If you end with a negative balance, that could mean cutting expenses in at least one category. For example, if your water bill is higher one month, you may decide to cook at home more instead of going out to eat.
Keep track of your spending
Tracking every expense throughout the month could show whether there’s too much, not enough or just the right amount budgeted for each category.
When you pay the rent or mortgage, you could subtract that from housing. Every time you go to the pharmacy, gas station or grocery store, you could deduct what you spent from those categories of your budget.
Choose a zero-based budgeting tool
Budgeting can be easier with a tool or template. A variety of software, apps and websites may offer options for creating your own zero-based budget.
Example of a zero-based budget
Here’s a hypothetical example of a zero-based budget for someone who makes $3,000 a month:
- $1,000 for rent
- $500 for transportation
- $400 for utilities
- $300 for groceries
- $200 for insurance
- $200 for credit card payments
- $200 for entertainment
- $100 for self-care
- $100 for savings
Total expenses: $3,000
Amount left: $0
Advantages of a zero-based budget
Being aware of every dollar that comes in or goes out could help in making thoughtful decisions about how to use income and curb impulse buys, for example.

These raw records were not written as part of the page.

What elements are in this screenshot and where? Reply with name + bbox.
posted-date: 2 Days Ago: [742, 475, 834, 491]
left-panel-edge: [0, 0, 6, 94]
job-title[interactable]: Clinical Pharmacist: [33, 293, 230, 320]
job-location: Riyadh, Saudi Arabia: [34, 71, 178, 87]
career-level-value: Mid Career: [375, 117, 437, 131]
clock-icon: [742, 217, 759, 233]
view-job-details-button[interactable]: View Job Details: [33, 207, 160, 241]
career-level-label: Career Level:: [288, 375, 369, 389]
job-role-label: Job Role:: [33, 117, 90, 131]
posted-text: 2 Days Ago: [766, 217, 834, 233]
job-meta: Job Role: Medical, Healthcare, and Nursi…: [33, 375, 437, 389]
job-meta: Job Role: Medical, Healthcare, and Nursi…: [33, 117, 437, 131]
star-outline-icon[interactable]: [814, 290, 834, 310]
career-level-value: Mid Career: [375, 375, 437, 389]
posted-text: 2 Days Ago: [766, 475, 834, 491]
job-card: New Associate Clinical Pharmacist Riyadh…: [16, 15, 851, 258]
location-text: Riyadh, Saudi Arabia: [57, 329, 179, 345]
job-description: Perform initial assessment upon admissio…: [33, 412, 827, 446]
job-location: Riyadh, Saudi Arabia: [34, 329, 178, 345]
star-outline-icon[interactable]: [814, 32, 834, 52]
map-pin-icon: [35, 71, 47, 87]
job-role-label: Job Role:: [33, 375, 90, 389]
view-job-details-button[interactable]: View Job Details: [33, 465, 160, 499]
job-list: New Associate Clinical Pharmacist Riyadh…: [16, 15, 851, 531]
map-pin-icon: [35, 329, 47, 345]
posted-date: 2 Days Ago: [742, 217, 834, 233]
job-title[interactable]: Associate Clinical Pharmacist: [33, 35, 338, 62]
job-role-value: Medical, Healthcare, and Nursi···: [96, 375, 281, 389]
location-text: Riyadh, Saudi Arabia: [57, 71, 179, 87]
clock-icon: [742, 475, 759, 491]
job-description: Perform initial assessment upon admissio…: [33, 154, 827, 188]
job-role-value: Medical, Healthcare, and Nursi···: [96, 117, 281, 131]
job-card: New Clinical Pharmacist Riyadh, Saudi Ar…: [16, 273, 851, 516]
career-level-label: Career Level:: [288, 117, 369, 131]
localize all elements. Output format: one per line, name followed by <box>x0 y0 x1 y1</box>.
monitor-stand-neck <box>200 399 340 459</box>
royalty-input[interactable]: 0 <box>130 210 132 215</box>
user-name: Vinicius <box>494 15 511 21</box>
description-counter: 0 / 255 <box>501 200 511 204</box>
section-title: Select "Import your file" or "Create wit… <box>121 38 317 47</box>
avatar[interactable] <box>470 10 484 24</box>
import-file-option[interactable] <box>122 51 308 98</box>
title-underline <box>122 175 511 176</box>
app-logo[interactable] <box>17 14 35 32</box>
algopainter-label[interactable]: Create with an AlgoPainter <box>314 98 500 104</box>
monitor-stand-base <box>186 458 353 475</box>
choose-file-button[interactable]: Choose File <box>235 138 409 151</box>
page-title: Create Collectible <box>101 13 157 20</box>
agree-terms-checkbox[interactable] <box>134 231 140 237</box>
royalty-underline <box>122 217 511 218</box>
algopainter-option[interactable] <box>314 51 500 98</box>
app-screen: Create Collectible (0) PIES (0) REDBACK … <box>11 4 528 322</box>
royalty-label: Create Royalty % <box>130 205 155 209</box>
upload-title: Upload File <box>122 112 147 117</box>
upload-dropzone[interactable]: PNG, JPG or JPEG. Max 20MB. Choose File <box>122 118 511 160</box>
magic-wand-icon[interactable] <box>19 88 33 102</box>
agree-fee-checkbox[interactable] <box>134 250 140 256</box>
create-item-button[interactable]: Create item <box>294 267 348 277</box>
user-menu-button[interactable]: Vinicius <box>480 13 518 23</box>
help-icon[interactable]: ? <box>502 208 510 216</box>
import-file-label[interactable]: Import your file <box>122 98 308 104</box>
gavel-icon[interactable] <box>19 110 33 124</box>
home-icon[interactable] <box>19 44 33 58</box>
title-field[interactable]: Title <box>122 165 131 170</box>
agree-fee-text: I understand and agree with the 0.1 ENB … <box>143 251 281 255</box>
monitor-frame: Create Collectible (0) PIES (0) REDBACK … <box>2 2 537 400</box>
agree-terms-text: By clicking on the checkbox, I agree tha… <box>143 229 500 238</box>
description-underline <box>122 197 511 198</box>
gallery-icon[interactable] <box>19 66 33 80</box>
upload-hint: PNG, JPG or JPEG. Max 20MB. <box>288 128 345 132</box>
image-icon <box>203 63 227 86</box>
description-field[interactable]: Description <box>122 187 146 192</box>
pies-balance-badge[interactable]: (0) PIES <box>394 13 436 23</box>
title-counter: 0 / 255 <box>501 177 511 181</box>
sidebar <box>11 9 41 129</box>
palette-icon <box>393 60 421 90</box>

And breaking down finances into monthly increments might make budgeting more manageable.
Disadvantages of a zero-based budget
Creating the first budget might be time-consuming if you’ve never done it before. Making a new zero-based budget each month can take discipline, attention to detail, and practice.
For people who have an unpredictable income or expenses, zero-based budgeting isn’t impossible, but it can be challenging.
Zero-based budgeting vs. other budgeting methods
There’s no shortage of methods you could use to help you plan and get a better understanding of where your money goes each month. And some strategies might even overlap. Here are a few that might be worth researching:
- 50/30/20 budgeting: The 50/30/20 method recommends setting aside 50% of your income for needs, 30% for wants and 20% for savings each month.
- Pay-yourself-first budgeting: Sometimes called reverse budgeting, this method focuses on putting your money toward savings and debt payoff first.
- FIRE budgeting: Short for financial independence, retire early, this movement has several different strategies based on saving and investing large portions of income.
Traditional budgeting typically doesn’t change month to month, although you may need to make small tweaks here and there.
Zero-based budgeting in a nutshell
Zero-based budgeting allocates every dollar of income, from expenses to savings. It starts from scratch with a new budget each month.
By allocating every dollar of income before it’s spent, it could help control spending. And the flexibility allows for adjustments throughout the month.
You may want to consider zero-based budgeting as you’re learning more about money management and tracking personal finances.